Il faut dire que le site, noyé sous la végétation d’un plateau pentu de 5 hectares, culmine à 700 mètres d’altitude. Les gorges vertigineuses de la rivière Saint-Denis et du Bras Guillaume le cernent de remparts qu’on croit infranchissables. Aujourd’hui, il faut rouler une demi-heure, depuis le littoral, puis marcher 2 heures 30, sur une sente étroite serpentant le long de falaises, ou dans l’enchevêtrement d’arbres étrangleurs, de fougères arborescentes, de goyaviers, pour parvenir à l’ancienne prison.
La première fois qu’il découvrit les lieux, Thierry Cornec, de l’Institut national de recherches archéologiques préventives, fut «sidéré» : «J’ai vu beaucoup de ruines dans ma carrière, mais là, on est extrêmement loin de tout. Ces murs de type cyclopéen construits par des enfants sont impressionnants.» Le spécialiste a bivouaqué un mois en octobre 2020, accompagné d’une historienne et d’une archéo-botaniste, pour procéder à un relevé précis des lieux à la demande du conseil départemental de La Réunion, propriétaire des lieux. L’Office national des forêts (ONF) avait débroussaillé pour dégager les murs de terrassement et des bassins d’adduction d’eau, les «élévations» de l’ancienne chapelle et de la forge. Les blocs de basalte étaient recouverts de mousse, étouffés sous des racines de camphres et de palmiers.

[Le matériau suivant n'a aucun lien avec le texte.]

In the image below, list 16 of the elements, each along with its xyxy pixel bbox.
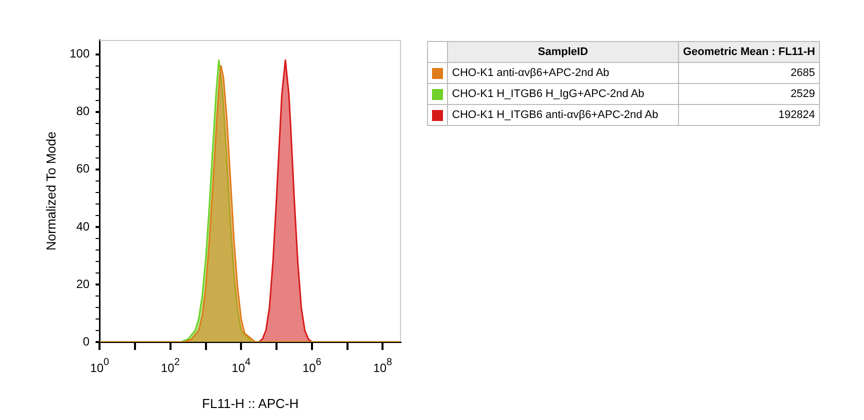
text: 192824 (678, 104, 820, 126)
y-axis-title: Normalized To Mode (43, 132, 58, 250)
legend-title: SampleID (448, 42, 678, 62)
y-tick-label: 20 (76, 276, 90, 291)
y-tick-label: 40 (76, 219, 90, 234)
legend-label: CHO-K1 anti-αvβ6+APC-2nd Ab (448, 62, 678, 84)
text: 2685 (678, 62, 820, 84)
legend-label: CHO-K1 H_ITGB6 anti-αvβ6+APC-2nd Ab (448, 104, 678, 126)
legend-label: CHO-K1 H_ITGB6 H_IgG+APC-2nd Ab (448, 84, 678, 104)
text: Geometric Mean : FL11-H (678, 42, 820, 62)
y-tick-label: 0 (82, 334, 90, 348)
x-axis-title: FL11-H :: APC-H (202, 396, 299, 411)
text: 2529 (678, 84, 820, 104)
y-tick-label: 80 (76, 104, 90, 118)
y-tick-label: 60 (76, 162, 90, 176)
y-tick-label: 100 (70, 46, 90, 61)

Plus de deux kilomètres linéaires de murs ont été répertoriés, illustrant l’ampleur du projet des spiritains de l’époque. Ce sont en effet les religieux de la Congrégation du Saint-Esprit qui géraient le centre d’enfermement, accueillant plus de 150 jeunes prisonniers. La Réunion s’inspirait en cela du modèle métropolitain. En 1850, rappelle Véronique Blanchard, spécialiste de la justice des mineurs, qui a replacé l’histoire d’îlet à Guillaume dans celle des colonies pénitentiaires agricoles, est promulguée la loi sur «l’éducation et le patronage des jeunes détenus».

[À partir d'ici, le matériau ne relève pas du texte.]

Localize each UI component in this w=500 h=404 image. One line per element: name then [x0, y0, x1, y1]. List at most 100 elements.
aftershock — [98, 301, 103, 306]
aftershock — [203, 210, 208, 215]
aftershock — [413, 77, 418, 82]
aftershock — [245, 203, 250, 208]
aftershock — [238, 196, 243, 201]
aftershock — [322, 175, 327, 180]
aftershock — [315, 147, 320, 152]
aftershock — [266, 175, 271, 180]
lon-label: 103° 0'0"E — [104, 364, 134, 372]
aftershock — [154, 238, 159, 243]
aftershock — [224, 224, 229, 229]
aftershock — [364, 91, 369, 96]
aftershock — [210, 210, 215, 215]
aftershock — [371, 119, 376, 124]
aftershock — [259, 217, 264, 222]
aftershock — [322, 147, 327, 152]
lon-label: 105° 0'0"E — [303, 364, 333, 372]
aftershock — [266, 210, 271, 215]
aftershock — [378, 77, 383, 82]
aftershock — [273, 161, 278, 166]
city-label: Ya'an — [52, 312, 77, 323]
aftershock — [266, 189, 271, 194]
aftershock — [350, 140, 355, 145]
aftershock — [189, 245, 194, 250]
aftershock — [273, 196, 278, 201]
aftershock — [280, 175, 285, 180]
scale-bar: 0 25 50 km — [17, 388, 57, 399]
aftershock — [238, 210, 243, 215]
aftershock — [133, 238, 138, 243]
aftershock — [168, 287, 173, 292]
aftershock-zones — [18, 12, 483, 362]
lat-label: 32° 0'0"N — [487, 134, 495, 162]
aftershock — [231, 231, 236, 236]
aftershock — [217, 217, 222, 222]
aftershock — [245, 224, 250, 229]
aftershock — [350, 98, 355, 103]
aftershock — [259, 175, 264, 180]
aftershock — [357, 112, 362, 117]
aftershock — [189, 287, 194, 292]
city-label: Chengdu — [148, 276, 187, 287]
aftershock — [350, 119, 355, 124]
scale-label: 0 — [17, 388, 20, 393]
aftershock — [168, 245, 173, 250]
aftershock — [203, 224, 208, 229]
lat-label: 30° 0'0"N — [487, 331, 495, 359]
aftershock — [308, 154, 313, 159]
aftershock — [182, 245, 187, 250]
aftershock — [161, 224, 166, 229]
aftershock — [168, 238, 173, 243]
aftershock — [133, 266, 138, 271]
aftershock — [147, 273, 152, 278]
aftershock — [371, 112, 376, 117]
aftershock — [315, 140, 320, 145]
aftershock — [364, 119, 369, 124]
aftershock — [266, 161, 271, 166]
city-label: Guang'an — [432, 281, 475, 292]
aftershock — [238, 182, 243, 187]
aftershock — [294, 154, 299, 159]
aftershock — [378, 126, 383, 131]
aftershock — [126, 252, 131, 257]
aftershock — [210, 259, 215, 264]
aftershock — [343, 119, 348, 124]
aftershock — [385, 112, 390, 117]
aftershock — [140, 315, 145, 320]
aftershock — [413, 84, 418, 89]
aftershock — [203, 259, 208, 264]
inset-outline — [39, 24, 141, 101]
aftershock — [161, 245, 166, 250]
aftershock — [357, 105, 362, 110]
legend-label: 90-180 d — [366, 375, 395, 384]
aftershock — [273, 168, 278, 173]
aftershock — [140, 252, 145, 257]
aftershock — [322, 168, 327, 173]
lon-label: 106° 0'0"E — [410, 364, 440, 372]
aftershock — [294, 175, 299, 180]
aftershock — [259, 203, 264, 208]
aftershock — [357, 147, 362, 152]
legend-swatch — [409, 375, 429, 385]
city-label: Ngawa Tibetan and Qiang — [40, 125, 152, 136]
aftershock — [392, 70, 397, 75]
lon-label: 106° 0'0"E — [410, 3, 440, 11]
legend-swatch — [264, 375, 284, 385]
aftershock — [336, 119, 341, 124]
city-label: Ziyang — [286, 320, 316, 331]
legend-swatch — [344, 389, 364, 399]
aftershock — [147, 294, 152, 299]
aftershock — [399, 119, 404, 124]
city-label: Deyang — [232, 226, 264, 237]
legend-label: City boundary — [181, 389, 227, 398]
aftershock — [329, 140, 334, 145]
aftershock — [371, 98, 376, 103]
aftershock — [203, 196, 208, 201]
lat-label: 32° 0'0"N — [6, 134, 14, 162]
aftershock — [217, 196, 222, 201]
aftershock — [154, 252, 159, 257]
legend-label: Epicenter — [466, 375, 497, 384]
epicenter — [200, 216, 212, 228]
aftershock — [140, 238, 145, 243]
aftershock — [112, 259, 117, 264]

La justice accorde dorénavant un traitement particulier aux mineurs. L’Etat confie l’instruction «morale, religieuse et professionnelle» à la bienfaisance de particuliers. C’est le cas à Mettray, en Indre-et-Loire, ou encore à Belle-Ile-en-Mer (Morbihan). A La Réunion, l’esclavage, aboli en 1848, accorde la liberté aux affranchis, mais les laisse dans la misère. Cette population, tout comme les engagés indiens guère mieux lotis, s’entassent dans des «camps». Les enfants sont arrêtés pour vagabondage, vol, voire tout simplement parce que leur patron, ou leur père, estiment qu’ils se comportent mal. Les photos des archives montrent de jeunes noirs, mine fermée, outils à la main, encadrés par des frères blancs en soutane.

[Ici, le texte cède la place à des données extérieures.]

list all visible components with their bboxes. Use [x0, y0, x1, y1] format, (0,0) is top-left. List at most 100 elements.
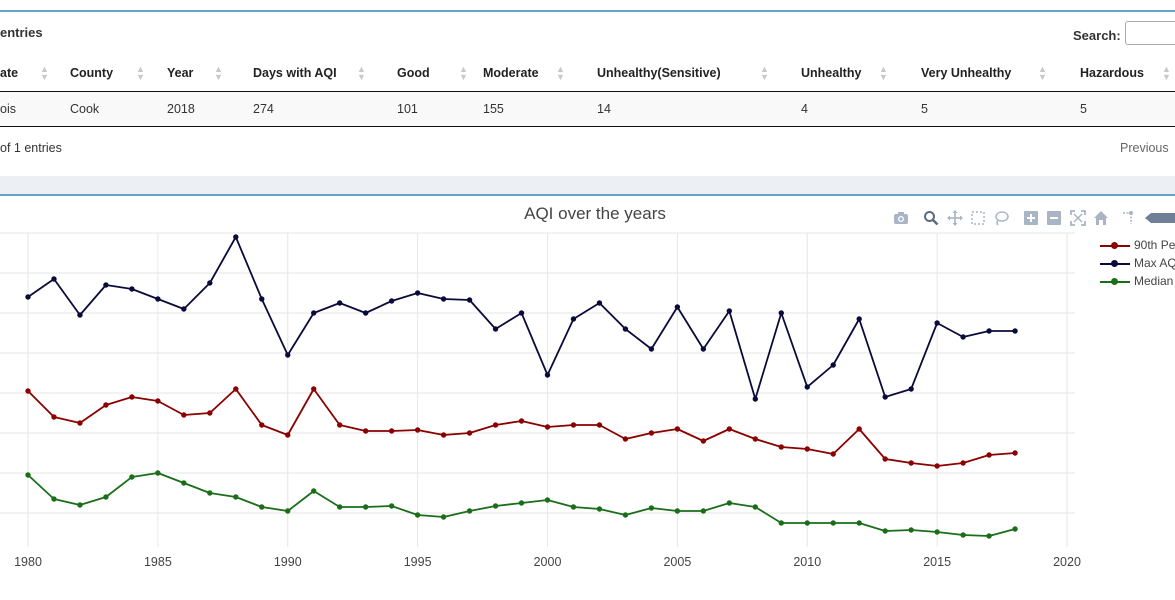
table-header-row: ate ▲ ▼ County ▲ ▼ Year ▲ ▼ Days with AQI ▲ ▼ Good ▲ ▼…: [0, 55, 1175, 92]
table-cell: 101: [388, 91, 471, 127]
data-point-max: [726, 308, 733, 314]
data-point-max: [934, 320, 940, 326]
column-header[interactable]: Year ▲ ▼: [158, 55, 241, 92]
data-point-median: [466, 508, 473, 514]
panel-gap: [0, 176, 1175, 194]
legend-label-p90: 90th Pe: [1134, 238, 1175, 252]
sort-arrows-icon[interactable]: ▲ ▼: [459, 64, 468, 82]
data-point-p90: [233, 386, 239, 392]
data-point-max: [129, 286, 135, 292]
data-point-median: [207, 490, 213, 496]
zoom-out-icon[interactable]: [1046, 210, 1062, 226]
column-header[interactable]: Good ▲ ▼: [388, 55, 471, 92]
column-header[interactable]: County ▲ ▼: [58, 55, 158, 92]
data-point-p90: [311, 386, 317, 392]
data-point-median: [285, 508, 291, 514]
data-point-max: [830, 362, 836, 368]
data-point-median: [882, 528, 888, 534]
data-point-median: [674, 508, 681, 514]
data-point-median: [440, 514, 447, 520]
data-point-max: [388, 298, 395, 304]
data-point-median: [856, 520, 862, 526]
x-tick-label: 1995: [404, 555, 432, 569]
camera-icon[interactable]: [893, 210, 909, 226]
data-point-max: [337, 300, 343, 306]
zoom-icon[interactable]: [923, 210, 939, 226]
table-row[interactable]: ois Cook 2018 274 101 155 14 4 5 5: [0, 91, 1175, 127]
data-point-p90: [570, 422, 577, 428]
column-header[interactable]: Days with AQI ▲ ▼: [241, 55, 388, 92]
data-point-median: [155, 470, 161, 476]
data-point-p90: [648, 430, 655, 436]
home-icon[interactable]: [1093, 210, 1109, 226]
data-point-max: [311, 310, 317, 316]
search-input[interactable]: [1125, 21, 1175, 45]
sort-arrows-icon[interactable]: ▲ ▼: [40, 64, 49, 82]
x-tick-label: 2015: [923, 555, 951, 569]
column-header[interactable]: Hazardous ▲ ▼: [1067, 55, 1175, 92]
column-header[interactable]: Unhealthy(Sensitive) ▲ ▼: [585, 55, 787, 92]
x-tick-label: 1980: [14, 555, 42, 569]
previous-page-button[interactable]: Previous: [1120, 141, 1169, 155]
x-tick-label: 2010: [793, 555, 821, 569]
panel-top-border: [0, 10, 1175, 12]
data-point-median: [726, 500, 733, 506]
column-header-label: Unhealthy: [801, 66, 862, 80]
data-point-p90: [181, 412, 187, 418]
column-header[interactable]: Very Unhealthy ▲ ▼: [908, 55, 1067, 92]
table-cell: Cook: [58, 91, 158, 127]
x-tick-label: 2020: [1053, 555, 1081, 569]
data-point-max: [752, 396, 758, 402]
series-line-max: [27, 236, 1016, 400]
data-point-max: [544, 372, 551, 378]
column-header[interactable]: Unhealthy ▲ ▼: [787, 55, 908, 92]
sort-arrows-icon[interactable]: ▲ ▼: [357, 64, 366, 82]
data-point-median: [259, 504, 265, 510]
data-point-median: [830, 520, 836, 526]
data-point-max: [1012, 328, 1018, 334]
data-point-median: [362, 504, 369, 510]
chart-panel-top-border: [0, 194, 1175, 196]
data-point-median: [233, 494, 239, 500]
sort-arrows-icon[interactable]: ▲ ▼: [1162, 64, 1171, 82]
search-label: Search:: [1073, 28, 1121, 43]
column-header-label: Unhealthy(Sensitive): [597, 66, 721, 80]
data-point-median: [25, 472, 31, 478]
column-header[interactable]: ate ▲ ▼: [0, 55, 58, 92]
data-point-max: [103, 282, 109, 288]
autoscale-icon[interactable]: [1070, 210, 1086, 226]
sort-arrows-icon[interactable]: ▲ ▼: [214, 64, 223, 82]
x-axis: 1980 1985 1990 1995 2000 2005 2010 2015 2020: [14, 555, 1081, 569]
box-select-icon[interactable]: [970, 210, 986, 226]
column-header-label: ate: [0, 66, 19, 80]
data-point-max: [804, 384, 810, 390]
data-point-p90: [466, 430, 473, 436]
zoom-in-icon[interactable]: [1023, 210, 1039, 226]
data-point-median: [934, 529, 940, 535]
lasso-icon[interactable]: [993, 210, 1009, 226]
data-point-median: [103, 494, 109, 500]
spike-lines-icon[interactable]: [1121, 210, 1137, 226]
column-header[interactable]: Moderate ▲ ▼: [471, 55, 585, 92]
hover-icon[interactable]: [1145, 210, 1175, 226]
sort-arrows-icon[interactable]: ▲ ▼: [556, 64, 565, 82]
x-tick-label: 2005: [663, 555, 691, 569]
pan-icon[interactable]: [947, 210, 963, 226]
data-point-median: [129, 474, 135, 480]
data-point-p90: [362, 428, 369, 434]
data-point-max: [259, 296, 265, 302]
chart-gridlines: [0, 232, 1075, 547]
sort-arrows-icon[interactable]: ▲ ▼: [879, 64, 888, 82]
sort-arrows-icon[interactable]: ▲ ▼: [1038, 64, 1047, 82]
data-point-median: [570, 504, 577, 510]
data-point-median: [986, 533, 992, 539]
sort-arrows-icon[interactable]: ▲ ▼: [136, 64, 145, 82]
data-point-p90: [285, 432, 291, 438]
sort-arrows-icon[interactable]: ▲ ▼: [760, 64, 769, 82]
data-point-median: [414, 512, 421, 518]
data-point-median: [181, 480, 187, 486]
data-point-median: [388, 503, 395, 509]
data-point-max: [648, 346, 655, 352]
data-point-p90: [518, 418, 525, 424]
data-point-p90: [414, 427, 421, 433]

La congrégation du Saint-Esprit reçoit de la colonie 50 centimes par enfant et par jour. Pourtant, dans la forêt, le père Auguste Pineau leur fait planter du café, de la vanille, du quinquina soignant le paludisme, des eucalyptus pour les traverses du chemin de fer de l’île… Bref, les enfants rapportent de l’argent aux frères. Gare aux fainéants : règne une discipline militaire, les coups pleuvent, les travaux sont harassants, la nourriture juste suffisante. A cette époque, personne n’y trouve à redire. Dans le Moniteur de La Réunion, un journaliste évoque en 1867 «un doux et cher exil», «un bonheur de subir cette détention pendant laquelle les enfants peuvent apprendre la morale et le travail»… Les notables viennent même à dos de mulet se rendre compte de visu de ces bonnes œuvres. Des frères si généreux qu’ils cacheront, parmi les enfants, déguisé en vieille femme, un autre journaliste, accusé par la population… de pédophilie.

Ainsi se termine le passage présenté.